David Harvey, dans le nouvel impérialisme, souligne que certaines caractéristiques de la société américaine (USA), telles que « l'individualisme compétitif inflexible », se sont ajoutées aux schémas de domination économique, politique et militaire de cette puissance impériale, pour imposer le jeu dangereux actuel de domination internationale, dont les derniers les victimes étaient un ensemble de pays, et le siège de la Russie par les troupes de l'OTAN et sa proximité territoriale fait partie du modèle de domination ou d'impératif impérialiste, le problème est que, comme nous l'a rappelé le vieux Garrincha, l'impérialisme américain ne s'est pas combiné avec les Russes.
Il convient de noter que depuis la fin de la guerre froide et avec l'assujettissement complet de la Russie et la discrétion de l'action diplomatique chinoise, la puissance impérative américaine était en fait une "métropolitaine exclusive", aucune limite n'a été imposée aux actions de l'impérialisme impératif, il convient de rappeler les différentes interventions à travers la planète et le contrôle total sur le système étatique mondial.
On se souvient que lorsque Barack Obama a autorisé la mort télévisée de Ben Laden, il l'a fait avec la perception de rendre l'action « hollywoodienne », établissant depuis lors une nouvelle norme d'action impériale : l'utilisation de la technologie pour une subordination maximale des opposants, mais coordonnée à partir de l'unipolarité ou « métropolitaine exclusive » de l'imposition de sanctions militaires et économiques, en tout point de la planète.
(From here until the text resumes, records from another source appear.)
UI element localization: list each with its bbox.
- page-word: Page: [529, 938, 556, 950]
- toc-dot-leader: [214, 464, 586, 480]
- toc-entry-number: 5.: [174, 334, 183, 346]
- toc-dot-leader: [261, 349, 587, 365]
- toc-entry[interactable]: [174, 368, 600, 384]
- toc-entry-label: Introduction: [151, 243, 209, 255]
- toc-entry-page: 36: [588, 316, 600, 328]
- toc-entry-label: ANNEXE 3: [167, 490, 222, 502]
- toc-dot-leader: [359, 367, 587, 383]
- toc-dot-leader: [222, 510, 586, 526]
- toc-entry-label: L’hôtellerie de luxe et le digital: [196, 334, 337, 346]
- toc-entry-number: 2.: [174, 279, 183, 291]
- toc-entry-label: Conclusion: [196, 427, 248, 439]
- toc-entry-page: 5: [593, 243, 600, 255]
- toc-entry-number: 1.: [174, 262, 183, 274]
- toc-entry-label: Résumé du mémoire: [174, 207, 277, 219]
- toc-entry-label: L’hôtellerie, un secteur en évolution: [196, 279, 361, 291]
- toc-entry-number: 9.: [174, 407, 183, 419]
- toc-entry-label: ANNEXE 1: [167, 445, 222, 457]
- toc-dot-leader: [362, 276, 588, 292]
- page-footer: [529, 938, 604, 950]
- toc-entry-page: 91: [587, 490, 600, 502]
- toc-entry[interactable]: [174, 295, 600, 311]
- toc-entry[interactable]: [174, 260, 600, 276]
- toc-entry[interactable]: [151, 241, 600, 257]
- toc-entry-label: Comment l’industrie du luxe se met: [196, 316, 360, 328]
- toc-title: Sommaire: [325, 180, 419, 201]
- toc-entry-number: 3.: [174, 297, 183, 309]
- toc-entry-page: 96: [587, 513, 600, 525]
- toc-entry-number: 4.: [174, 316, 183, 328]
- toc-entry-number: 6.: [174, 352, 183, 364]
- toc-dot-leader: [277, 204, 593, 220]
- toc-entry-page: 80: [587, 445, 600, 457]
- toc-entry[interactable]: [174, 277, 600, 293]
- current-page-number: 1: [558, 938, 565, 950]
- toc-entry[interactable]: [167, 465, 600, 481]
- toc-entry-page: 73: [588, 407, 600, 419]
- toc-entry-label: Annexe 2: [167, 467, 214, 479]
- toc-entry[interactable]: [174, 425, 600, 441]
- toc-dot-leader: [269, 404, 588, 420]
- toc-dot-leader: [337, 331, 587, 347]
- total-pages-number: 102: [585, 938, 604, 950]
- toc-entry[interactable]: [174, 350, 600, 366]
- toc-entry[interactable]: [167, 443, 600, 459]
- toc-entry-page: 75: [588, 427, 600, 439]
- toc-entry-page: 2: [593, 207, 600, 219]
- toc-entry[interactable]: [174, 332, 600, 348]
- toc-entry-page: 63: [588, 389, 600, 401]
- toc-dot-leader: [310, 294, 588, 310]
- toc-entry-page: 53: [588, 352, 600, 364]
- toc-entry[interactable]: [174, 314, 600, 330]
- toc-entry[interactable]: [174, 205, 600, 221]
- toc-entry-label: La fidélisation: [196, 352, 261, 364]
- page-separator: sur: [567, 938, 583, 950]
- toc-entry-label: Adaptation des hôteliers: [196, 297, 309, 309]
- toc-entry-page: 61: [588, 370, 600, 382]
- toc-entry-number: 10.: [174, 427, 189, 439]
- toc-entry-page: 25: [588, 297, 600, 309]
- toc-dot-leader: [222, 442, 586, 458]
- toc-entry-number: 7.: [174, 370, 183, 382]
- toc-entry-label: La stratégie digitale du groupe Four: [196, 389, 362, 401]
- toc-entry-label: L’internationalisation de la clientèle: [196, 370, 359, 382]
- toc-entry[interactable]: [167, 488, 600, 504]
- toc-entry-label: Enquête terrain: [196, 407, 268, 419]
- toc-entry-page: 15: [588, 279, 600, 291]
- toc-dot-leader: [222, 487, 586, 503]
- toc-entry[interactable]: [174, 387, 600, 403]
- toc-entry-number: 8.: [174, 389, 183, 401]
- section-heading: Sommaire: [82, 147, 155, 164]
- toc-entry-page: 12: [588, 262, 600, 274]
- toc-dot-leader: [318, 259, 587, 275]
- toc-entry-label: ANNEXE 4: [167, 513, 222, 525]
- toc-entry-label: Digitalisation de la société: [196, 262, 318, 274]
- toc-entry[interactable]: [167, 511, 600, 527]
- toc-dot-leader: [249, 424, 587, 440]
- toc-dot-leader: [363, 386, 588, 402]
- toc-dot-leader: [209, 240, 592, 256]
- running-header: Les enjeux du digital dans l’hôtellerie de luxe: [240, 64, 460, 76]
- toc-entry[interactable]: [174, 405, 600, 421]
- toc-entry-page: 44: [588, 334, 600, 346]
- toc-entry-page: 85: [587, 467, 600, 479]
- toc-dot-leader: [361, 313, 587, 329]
David Harvey observe qu'à partir de la fin du XXe siècle, les États-Unis ont progressivement masqué le caractère explicite des conquêtes et des occupations territoriales sous le couvert d'une universalisation de ses valeurs, un discours qui culminera dans la rhétorique de la mondialisation et de la « la défense mondiale de la liberté » et de la démocratie » qui, comme l'affirme Paul Mattick, sont des expressions du « chauvinisme américain à l'intérieur et de son impérialisme à l'extérieur ».
Eric Hobsbawm, cependant, a déjà souligné que le monde, parce qu'il est trop grand, complexe et pluriel, rend impossible pour les États-Unis, ou toute autre puissance unique, d'établir un contrôle durable, même s'ils le voulaient, sur l'économie mondiale . Ce constat de l'historien anglais est essentiel pour réfléchir aux mutations en cours, notamment l'opposition russe à l'impératif impérialiste américain et l'intervention de l'OTAN sur son territoire de proximité.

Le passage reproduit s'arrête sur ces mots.